The third challenge was the civil war that broke out in South Sudan. I had just finished my training at the Comboni Brothers Centre (CBC) in Nairobi and I was in Leer, South Sudan for my first mission when the civil war broke out. I was involved in many activities especially in the education of the Nuer people.  I was the administrator and teacher of technical drawing and IT.
The government forces attacked Leer County. We had to run to the bush with the people and stayed there with them.  It was a difficult and challenging situation for me as a young brother in my first mission experience.  I had to face the situation of war. I thank God that we were not killed. During our stay in the bush, I faced other challenges such as language barrier, lack of food, theft and death threats.  I befriended a local person for protection. Later, I went home for a short break and when it was over, my mother asked me: “are you going back to that place again?”

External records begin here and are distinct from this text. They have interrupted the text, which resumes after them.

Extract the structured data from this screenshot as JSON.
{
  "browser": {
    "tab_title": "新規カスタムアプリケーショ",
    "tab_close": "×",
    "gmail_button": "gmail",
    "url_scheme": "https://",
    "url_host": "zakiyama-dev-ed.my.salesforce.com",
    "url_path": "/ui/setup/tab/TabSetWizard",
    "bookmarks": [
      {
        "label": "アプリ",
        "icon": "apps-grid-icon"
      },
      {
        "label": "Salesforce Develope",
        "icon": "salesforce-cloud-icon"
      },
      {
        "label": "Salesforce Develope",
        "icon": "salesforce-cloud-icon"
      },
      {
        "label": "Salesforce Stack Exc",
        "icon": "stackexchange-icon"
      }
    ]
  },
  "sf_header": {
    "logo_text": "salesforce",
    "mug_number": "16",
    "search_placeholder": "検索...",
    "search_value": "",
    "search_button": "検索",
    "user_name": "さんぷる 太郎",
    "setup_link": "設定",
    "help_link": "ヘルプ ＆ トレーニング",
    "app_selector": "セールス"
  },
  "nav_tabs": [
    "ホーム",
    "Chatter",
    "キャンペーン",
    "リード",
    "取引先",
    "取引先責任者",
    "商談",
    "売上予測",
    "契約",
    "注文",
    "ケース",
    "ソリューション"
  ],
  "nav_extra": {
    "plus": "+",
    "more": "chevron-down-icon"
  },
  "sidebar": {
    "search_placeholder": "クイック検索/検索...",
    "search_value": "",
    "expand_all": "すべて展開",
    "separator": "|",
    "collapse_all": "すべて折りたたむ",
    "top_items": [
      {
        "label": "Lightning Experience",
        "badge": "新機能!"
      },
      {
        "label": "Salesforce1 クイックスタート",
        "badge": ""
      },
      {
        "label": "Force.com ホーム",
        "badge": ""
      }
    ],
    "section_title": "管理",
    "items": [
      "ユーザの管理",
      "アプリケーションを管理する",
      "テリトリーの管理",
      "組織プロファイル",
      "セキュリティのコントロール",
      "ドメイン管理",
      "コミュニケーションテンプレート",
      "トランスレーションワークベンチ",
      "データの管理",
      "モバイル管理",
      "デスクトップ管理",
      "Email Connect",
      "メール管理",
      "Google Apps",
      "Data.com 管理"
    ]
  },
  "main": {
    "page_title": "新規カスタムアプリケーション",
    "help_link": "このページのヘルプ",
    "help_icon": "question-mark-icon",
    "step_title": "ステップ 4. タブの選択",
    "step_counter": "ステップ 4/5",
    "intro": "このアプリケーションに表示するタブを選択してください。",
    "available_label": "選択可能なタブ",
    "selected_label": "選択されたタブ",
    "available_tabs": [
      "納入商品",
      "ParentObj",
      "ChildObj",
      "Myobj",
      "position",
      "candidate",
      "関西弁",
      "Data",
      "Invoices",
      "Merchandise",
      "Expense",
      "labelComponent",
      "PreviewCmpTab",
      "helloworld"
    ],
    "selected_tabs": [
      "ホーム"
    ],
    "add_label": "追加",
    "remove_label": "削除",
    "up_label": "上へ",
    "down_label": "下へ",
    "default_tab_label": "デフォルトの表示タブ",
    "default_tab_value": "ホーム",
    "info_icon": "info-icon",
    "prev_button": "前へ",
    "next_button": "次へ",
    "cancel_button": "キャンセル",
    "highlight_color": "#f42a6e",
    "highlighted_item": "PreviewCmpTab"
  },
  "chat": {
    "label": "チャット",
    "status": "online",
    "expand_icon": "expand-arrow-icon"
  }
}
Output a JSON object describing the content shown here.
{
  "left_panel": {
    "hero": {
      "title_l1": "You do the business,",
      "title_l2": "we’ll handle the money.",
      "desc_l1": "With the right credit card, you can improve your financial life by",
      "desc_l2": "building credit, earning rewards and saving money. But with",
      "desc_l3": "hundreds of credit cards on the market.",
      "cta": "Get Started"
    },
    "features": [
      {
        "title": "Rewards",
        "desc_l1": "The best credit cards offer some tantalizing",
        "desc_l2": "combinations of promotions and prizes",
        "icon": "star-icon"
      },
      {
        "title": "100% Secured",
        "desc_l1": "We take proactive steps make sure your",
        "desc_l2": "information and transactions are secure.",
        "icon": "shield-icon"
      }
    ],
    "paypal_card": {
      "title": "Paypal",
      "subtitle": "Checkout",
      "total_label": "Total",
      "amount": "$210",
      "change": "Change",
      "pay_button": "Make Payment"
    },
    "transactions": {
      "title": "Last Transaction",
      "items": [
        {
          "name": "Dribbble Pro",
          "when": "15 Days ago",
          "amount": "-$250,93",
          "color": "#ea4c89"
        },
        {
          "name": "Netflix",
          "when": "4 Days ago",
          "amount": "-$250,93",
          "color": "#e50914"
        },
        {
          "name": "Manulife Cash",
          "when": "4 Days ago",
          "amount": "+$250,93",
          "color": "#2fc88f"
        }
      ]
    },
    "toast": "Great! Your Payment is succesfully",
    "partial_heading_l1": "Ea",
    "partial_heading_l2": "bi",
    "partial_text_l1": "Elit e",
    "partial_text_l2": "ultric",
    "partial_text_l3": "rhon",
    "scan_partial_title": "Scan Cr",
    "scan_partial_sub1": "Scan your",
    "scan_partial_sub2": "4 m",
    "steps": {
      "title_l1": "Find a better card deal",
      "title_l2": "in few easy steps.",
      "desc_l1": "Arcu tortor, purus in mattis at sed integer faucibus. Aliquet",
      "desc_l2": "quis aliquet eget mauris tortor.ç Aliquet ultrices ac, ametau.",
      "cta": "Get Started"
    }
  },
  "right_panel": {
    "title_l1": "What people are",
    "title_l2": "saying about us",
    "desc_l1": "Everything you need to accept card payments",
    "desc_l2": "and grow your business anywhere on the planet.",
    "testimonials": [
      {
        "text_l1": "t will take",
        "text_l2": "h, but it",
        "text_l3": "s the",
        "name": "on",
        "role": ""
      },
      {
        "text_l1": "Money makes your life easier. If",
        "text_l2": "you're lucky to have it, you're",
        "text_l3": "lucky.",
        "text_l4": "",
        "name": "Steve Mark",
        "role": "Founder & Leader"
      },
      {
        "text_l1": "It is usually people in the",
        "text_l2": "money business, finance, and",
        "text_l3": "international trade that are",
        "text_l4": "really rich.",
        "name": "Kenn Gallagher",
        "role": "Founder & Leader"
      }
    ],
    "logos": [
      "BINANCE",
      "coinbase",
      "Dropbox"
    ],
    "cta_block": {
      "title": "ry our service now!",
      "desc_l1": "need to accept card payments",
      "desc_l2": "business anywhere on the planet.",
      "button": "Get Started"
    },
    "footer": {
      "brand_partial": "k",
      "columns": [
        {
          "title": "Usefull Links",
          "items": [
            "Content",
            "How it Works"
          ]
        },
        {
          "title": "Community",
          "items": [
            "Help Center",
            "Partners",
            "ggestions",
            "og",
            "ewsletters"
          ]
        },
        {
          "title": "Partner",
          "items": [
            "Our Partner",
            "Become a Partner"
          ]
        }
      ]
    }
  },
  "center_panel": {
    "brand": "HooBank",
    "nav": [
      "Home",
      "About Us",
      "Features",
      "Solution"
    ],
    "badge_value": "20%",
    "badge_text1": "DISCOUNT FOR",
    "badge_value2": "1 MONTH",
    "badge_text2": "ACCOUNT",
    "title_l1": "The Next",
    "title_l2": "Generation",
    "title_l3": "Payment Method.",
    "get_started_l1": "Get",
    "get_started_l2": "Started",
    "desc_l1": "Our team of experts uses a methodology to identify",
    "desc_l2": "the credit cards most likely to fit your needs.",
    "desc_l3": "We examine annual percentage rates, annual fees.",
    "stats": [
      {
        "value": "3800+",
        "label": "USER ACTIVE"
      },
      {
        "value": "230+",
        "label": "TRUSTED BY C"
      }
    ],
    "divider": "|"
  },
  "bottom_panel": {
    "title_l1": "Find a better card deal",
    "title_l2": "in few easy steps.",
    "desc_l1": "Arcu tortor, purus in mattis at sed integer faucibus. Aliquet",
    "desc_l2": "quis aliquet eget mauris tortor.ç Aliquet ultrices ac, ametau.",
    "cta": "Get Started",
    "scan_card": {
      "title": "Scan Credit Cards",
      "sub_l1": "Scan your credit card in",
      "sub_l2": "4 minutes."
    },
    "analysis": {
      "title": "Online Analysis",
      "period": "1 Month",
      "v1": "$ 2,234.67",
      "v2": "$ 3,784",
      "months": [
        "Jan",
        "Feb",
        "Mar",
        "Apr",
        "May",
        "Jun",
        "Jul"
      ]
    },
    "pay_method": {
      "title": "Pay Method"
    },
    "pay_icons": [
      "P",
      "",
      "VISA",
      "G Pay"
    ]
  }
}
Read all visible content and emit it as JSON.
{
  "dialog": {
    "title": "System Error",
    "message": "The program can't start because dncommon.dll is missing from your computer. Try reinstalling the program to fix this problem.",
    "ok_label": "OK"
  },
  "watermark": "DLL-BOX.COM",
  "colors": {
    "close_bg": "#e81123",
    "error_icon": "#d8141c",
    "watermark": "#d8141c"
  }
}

The fourth challenge happened during my second mission experience in Lomin.  After Leer, I was asked to go to Lomin where the Comboni Missionaries have the St Martin Project. The project promotes and empowers the youth with technical training for the development of the area. We are involved in agriculture, carpentry, welding and weaving. I worked in Lomin until I went to Nairobi to prepare for my perpetual vows.
When I returned to South Sudan yet again, the civil war had reached Lomin. Again, we had to run away with the people to Moyo in Uganda. We are currently in the refugee camp. It is another tough experience for me. I left everything behind. I am now a refugee and at the same time a missionary with the people. When I see the suffering of the people in the camp, I feel very bad and helpless. Yet, despite this, there is a sense of hope because God is with us.
One would ask, with all these challenges where do I get the strength? I believe that trust in God is the answer. It is tough but I just trust God and move on. God has been good in my life and he keeps me going. Whatever God allows to happen in my life, He knows that I can face it. My principle is to take each day as it comes.
My journey has been an ordinary story of events led by the hand of God. It is a journey of valued little decisions. I believe is that God is wonderful.  He can turn a stone rejected by the builders into a cornerstone. That is why I always trust Him.  I pray and listen to the Word of God and the lives of outstanding missionaries. I feel encouraged and put my future and trust in him. I am happy and enjoy being a Comboni missionary brother. It gives me the opportunity to meet God in my life.